Pangolins meat is a delicacy in places, but the driving force behind the illegal trade is their scales, which are made of keratin, the protein also found in human hair and fingernails. The scales are in high demand in China and other parts of Asia due to the unproven belief that they cure a range of ailments when made into traditional medicine.
There are eight pangolin species, four in Africa and four in Asia. All of them face a high, very high or extremely high risk of extinction.
While they’re sometimes known as scaly anteaters, pangolins are not related in any way to anteaters or armadillos.
They are unique in that they are the only mammals covered completely in keratin scales, which overlap and have sharp edges. They are the perfect defense mechanism, allowing a pangolin to roll up into an armored ball that even lions struggle to get to grip with, leaving the nocturnal ant and termite eaters with few natural predators.
But they have no real defense against human hunters. And in conservation terms, they don’t resonate in the way that elephants, rhinos or tigers do despite their fascinating intricacies — like their sticky insect-nabbing tongues being almost as long as their bodies.
While some reports indicate a downward trend in pangolin trafficking since the COVID-19 pandemic, they are still being poached at an alarming rate across parts of Africa, according to conservationists.
Nigeria is one of the global hot spots. There, Dr. Mark Ofua, a wildlife veterinarian and the West Africa representative for the Wild Africa conservation group, has rescued pangolins for more than a decade, which started with him scouring bushmeat markets for animals he could buy and save. He runs an animal rescue center and a pangolin orphanage in Lagos.
His mission is to raise awareness of pangolins in Nigeria through a wildlife show for kids and a tactic of convincing entertainers, musicians and other celebrities with millions of social media followers to be involved in conservation campaigns — or just be seen with a pangolin.

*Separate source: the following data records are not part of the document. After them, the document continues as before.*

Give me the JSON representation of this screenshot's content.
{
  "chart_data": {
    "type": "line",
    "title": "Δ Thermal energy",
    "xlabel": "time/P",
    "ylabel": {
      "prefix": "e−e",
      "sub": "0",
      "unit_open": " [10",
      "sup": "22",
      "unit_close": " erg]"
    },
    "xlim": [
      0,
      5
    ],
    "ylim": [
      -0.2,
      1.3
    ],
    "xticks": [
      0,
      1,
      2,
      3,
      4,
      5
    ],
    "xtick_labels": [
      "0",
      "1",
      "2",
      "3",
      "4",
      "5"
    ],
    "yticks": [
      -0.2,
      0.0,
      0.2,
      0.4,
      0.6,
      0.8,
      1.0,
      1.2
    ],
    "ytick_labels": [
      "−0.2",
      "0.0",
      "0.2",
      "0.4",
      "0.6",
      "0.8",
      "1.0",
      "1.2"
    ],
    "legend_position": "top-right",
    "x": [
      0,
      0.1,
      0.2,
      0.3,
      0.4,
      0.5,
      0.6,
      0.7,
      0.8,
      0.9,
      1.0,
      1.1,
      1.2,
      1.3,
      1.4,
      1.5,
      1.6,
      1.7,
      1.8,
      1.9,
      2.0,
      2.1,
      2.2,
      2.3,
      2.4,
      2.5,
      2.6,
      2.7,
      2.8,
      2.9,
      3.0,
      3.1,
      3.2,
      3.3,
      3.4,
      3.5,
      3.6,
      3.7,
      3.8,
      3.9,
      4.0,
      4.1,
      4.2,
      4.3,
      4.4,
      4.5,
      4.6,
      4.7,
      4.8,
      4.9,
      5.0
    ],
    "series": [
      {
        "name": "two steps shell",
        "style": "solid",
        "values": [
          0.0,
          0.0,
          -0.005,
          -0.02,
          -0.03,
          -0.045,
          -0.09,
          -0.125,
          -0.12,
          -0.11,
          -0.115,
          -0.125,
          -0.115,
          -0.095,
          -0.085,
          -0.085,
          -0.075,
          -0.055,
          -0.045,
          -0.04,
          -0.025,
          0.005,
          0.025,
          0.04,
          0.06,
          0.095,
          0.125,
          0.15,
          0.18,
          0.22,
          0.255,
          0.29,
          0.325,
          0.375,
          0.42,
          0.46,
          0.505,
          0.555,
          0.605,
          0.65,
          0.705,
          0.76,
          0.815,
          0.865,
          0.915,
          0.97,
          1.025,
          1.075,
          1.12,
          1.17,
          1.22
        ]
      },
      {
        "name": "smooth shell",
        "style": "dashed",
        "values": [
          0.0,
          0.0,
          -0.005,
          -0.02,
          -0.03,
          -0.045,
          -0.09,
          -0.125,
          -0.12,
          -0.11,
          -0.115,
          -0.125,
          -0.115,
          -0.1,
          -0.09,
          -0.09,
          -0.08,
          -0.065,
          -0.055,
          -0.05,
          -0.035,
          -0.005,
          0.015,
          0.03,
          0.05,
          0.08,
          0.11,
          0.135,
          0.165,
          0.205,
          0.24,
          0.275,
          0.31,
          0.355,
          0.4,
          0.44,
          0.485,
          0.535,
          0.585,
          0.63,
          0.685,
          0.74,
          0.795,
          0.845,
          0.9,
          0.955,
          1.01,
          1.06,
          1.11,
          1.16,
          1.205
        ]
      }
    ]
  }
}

Nigeria is home to three of the four African pangolin species, but they are not well known among the country’s 240 million people.
Ofua’s drive for pangolin publicity stems from an encounter with a group of well-dressed young men while he was once transporting pangolins he had rescued in a cage. The men pointed at them and asked him what they were, Ofua said.
“Oh, those are baby dragons,” he joked. But it got him thinking.
“There is a dark side to that admission,” Ofua said. “If people do not even know what a pangolin looks like, how do you protect them?”